Console.WriteLine(value1.ToString(formattingString));
// returns "+ 29291221321"
Please refer to why i call ToString at the end. It is something known as three part format to separate outcome quickly based on +, - and 0 value
https://diptimayapatra.wordpress.com/2014/01/13/3-part-format-of-numbers-in-c/
Note:
I am not expecting to hardcode by specify x numbers of # after decimal places.
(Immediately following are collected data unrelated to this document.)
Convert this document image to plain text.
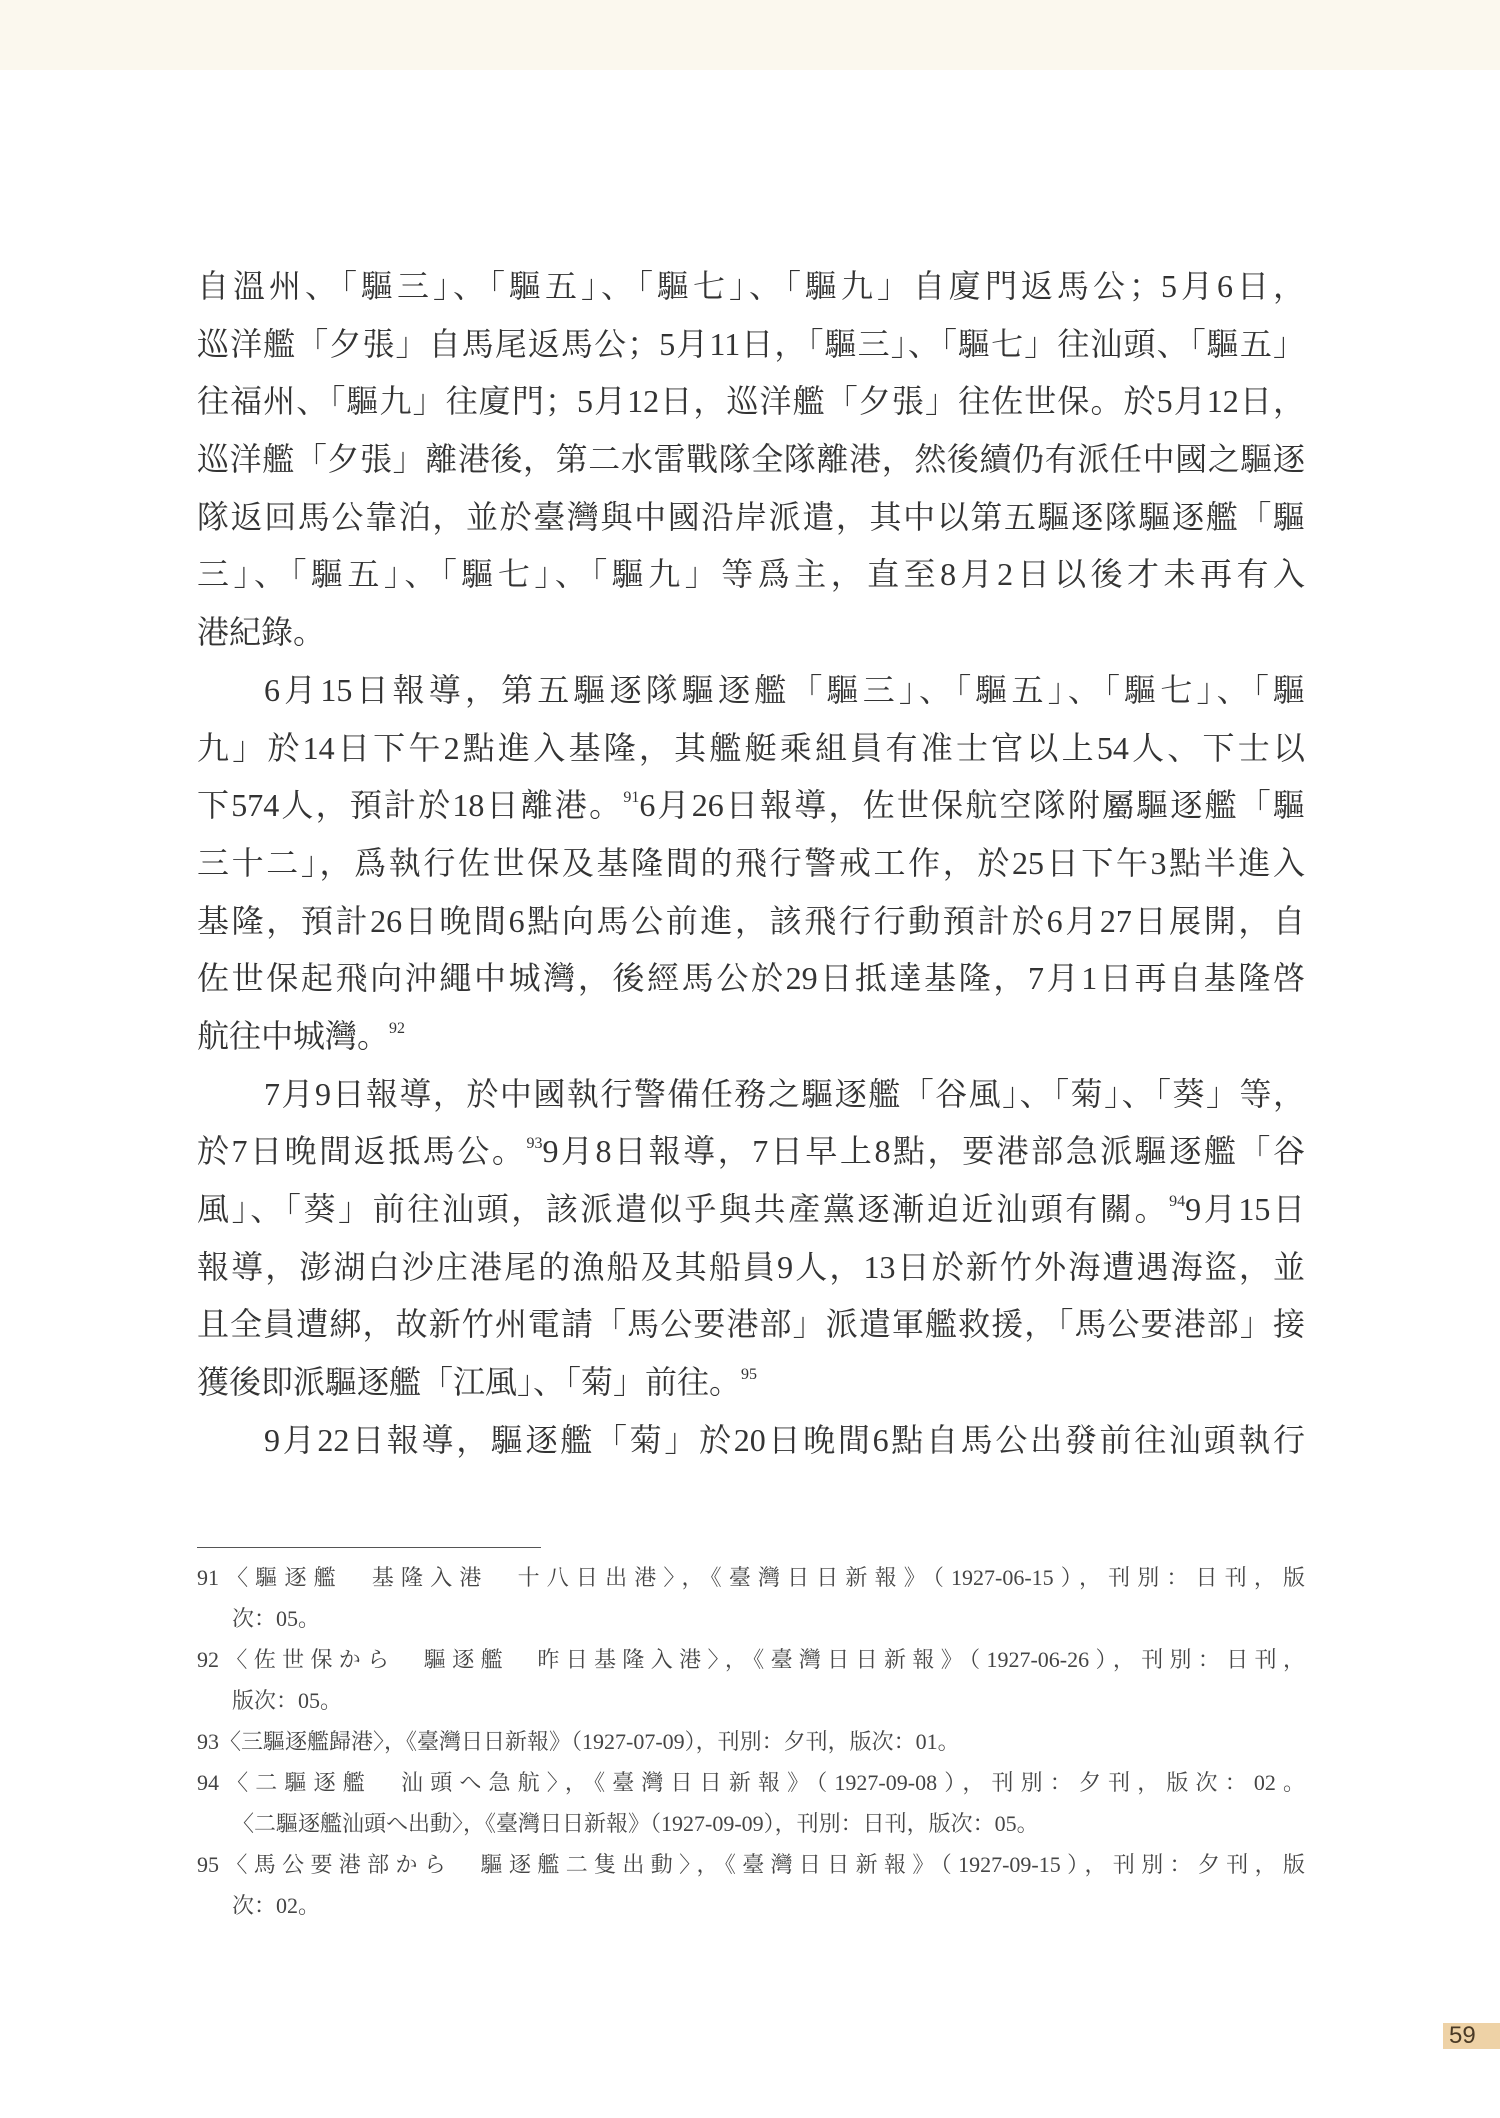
自溫州、「驅三」、「驅五」、「驅七」、「驅九」自廈門返馬公；5月6日，
巡洋艦「夕張」自馬尾返馬公；5月11日，「驅三」、「驅七」往汕頭、「驅五」
往福州、「驅九」往廈門；5月12日，巡洋艦「夕張」往佐世保。於5月12日，
巡洋艦「夕張」離港後，第二水雷戰隊全隊離港，然後續仍有派任中國之驅逐
隊返回馬公靠泊，並於臺灣與中國沿岸派遣，其中以第五驅逐隊驅逐艦「驅
三」、「驅五」、「驅七」、「驅九」等爲主，直至8月2日以後才未再有入
港紀錄。
6月15日報導，第五驅逐隊驅逐艦「驅三」、「驅五」、「驅七」、「驅
九」於14日下午2點進入基隆，其艦艇乘組員有准士官以上54人、下士以
下574人，預計於18日離港。$^{91}$6月26日報導，佐世保航空隊附屬驅逐艦「驅
三十二」，爲執行佐世保及基隆間的飛行警戒工作，於25日下午3點半進入
基隆，預計26日晚間6點向馬公前進，該飛行行動預計於6月27日展開，自
佐世保起飛向沖繩中城灣，後經馬公於29日抵達基隆，7月1日再自基隆啓
航往中城灣。$^{92}$
7月9日報導，於中國執行警備任務之驅逐艦「谷風」、「菊」、「葵」等，
於7日晚間返抵馬公。$^{93}$9月8日報導，7日早上8點，要港部急派驅逐艦「谷
風」、「葵」前往汕頭，該派遣似乎與共產黨逐漸迫近汕頭有關。$^{94}$9月15日
報導，澎湖白沙庄港尾的漁船及其船員9人，13日於新竹外海遭遇海盜，並
且全員遭綁，故新竹州電請「馬公要港部」派遣軍艦救援，「馬公要港部」接
獲後即派驅逐艦「江風」、「菊」前往。$^{95}$
9月22日報導，驅逐艦「菊」於20日晚間6點自馬公出發前往汕頭執行
91〈驅逐艦　基隆入港　十八日出港〉，《臺灣日日新報》（1927-06-15），刊別：日刊，版
次：05。
92〈佐世保から　驅逐艦　昨日基隆入港〉，《臺灣日日新報》（1927-06-26），刊別：日刊，
版次：05。
93〈三驅逐艦歸港〉，《臺灣日日新報》（1927-07-09），刊別：夕刊，版次：01。
94〈二驅逐艦　汕頭へ急航〉，《臺灣日日新報》（1927-09-08），刊別：夕刊，版次：02。
〈二驅逐艦汕頭へ出動〉，《臺灣日日新報》（1927-09-09），刊別：日刊，版次：05。
95〈馬公要港部から　驅逐艦二隻出動〉，《臺灣日日新報》（1927-09-15），刊別：夕刊，版
次：02。
59
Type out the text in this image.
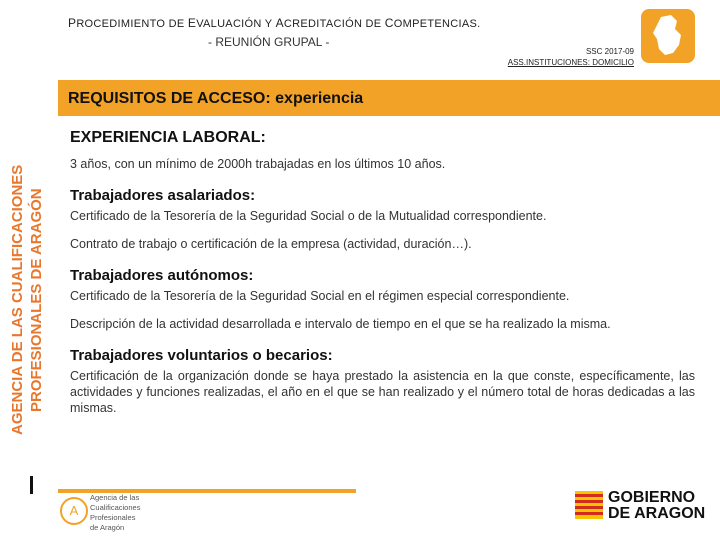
PROCEDIMIENTO DE EVALUACIÓN Y ACREDITACIÓN DE COMPETENCIAS.
- REUNIÓN GRUPAL -
SSC 2017-09
ASS.INSTITUCIONES: DOMICILIO
REQUISITOS DE ACCESO: experiencia
AGENCIA DE LAS CUALIFICACIONES PROFESIONALES DE ARAGÓN
EXPERIENCIA LABORAL:

3 años, con un mínimo de 2000h trabajadas en los últimos 10 años.

Trabajadores asalariados:

Certificado de la Tesorería de la Seguridad Social o de la Mutualidad correspondiente.

Contrato de trabajo o certificación de la empresa (actividad, duración…).

Trabajadores autónomos:

Certificado de la Tesorería de la Seguridad Social en el régimen especial correspondiente.

Descripción de la actividad desarrollada e intervalo de tiempo en el que se ha realizado la misma.

Trabajadores voluntarios o becarios:

Certificación de la organización donde se haya prestado la asistencia en la que conste, específicamente, las actividades y funciones realizadas, el año en el que se han realizado y el número total de horas dedicadas a las mismas.

A
Agencia de las
Cualificaciones
Profesionales
de Aragón
GOBIERNO
DE ARAGON
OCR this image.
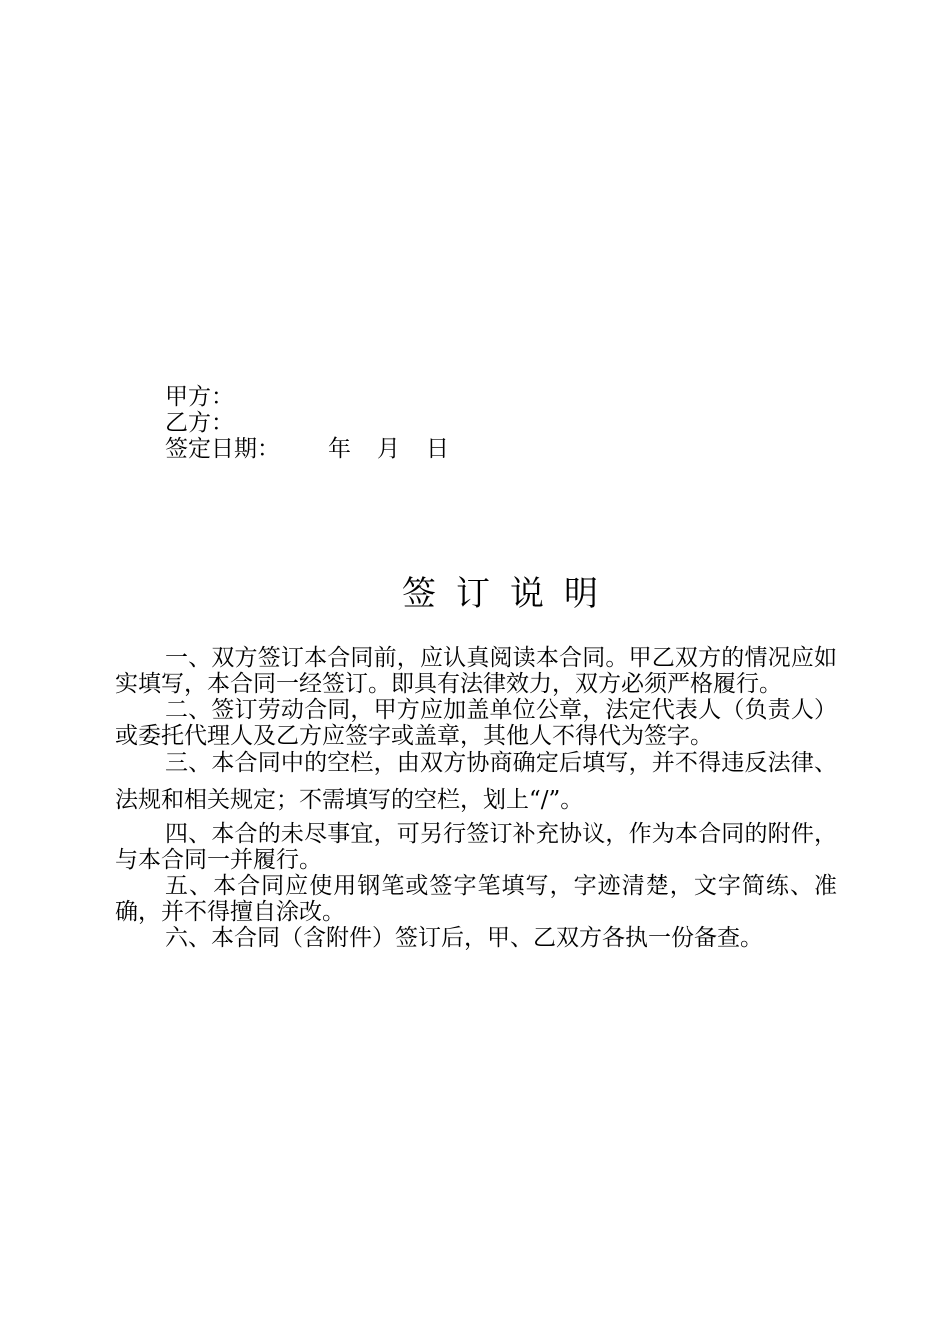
甲方：
乙方：
签定日期： 年 月 日
签订说明

一、双方签订本合同前，应认真阅读本合同。甲乙双方的情况应如实填写，本合同一经签订。即具有法律效力，双方必须严格履行。

二、签订劳动合同，甲方应加盖单位公章，法定代表人（负责人）或委托代理人及乙方应签字或盖章，其他人不得代为签字。

三、本合同中的空栏，由双方协商确定后填写，并不得违反法律、法规和相关规定；不需填写的空栏，划上“/”。

四、本合的未尽事宜，可另行签订补充协议，作为本合同的附件，与本合同一并履行。

五、本合同应使用钢笔或签字笔填写，字迹清楚，文字简练、准确，并不得擅自涂改。

六、本合同（含附件）签订后，甲、乙双方各执一份备查。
Please advise if there is a better method of displaying the original decimal value in three part format
string formattingString = "+ #.############; - #.############; 0";
Please advise if there is a better method of displaying the original decimal value in three part format
# is already the best way to express what you want, since it will omit non-significant zeros at the end. A double has about 15 to 17 significant digits, so you can put 17 # at the end of your format specifier to get the original value.
double value1 = 1.23456;
string formattingString = "+ #.#################; - #.#################; 0";
Console.WriteLine(value1.ToString(formattingString));
Console.WriteLine((-value1).ToString(formattingString));
Console.WriteLine(0.ToString(formattingString));
Output (note the leading spaces, because you have spaces in your format specifier):
+ 1,23456
- 1,23456
0
Check that for a double value with more digits
double value1 = 1.2345678901234567890123; // too many digits for a double
and compare it to the output of
Console.WriteLine(value1);
You're putting the value into the format specifier instead of your specifier:
string formattingString = $"+ {value1}; - {value1}; 0";
Your snippet should instead look like this:
double value1 = 29.1221321;
string formattingString = $"+ #.############; - #.############; 0";
Console.WriteLine(value1.ToString(formattingString));
With the added understanding that you do not want to use the hard coded number of decimal places (which is understandable given the precision available with double), I'm not aware of a way using interpolation. I'd recommend a simple extension method for it:
public static string ToSignedString(this double value) {
if (value < 0)
return $"-{value}";
else if (value > 0)
return $"+{value}";
return "0";
}
I don't typically recommend extension methods, but I believe your reasoning for not wanting hard coded decimal places is perhaps the need for the code to be concise due to heavy use.
double value = 29.1221321;
Console.WriteLine(value.ToSignedString());
Not the most graceful solution, but it would work.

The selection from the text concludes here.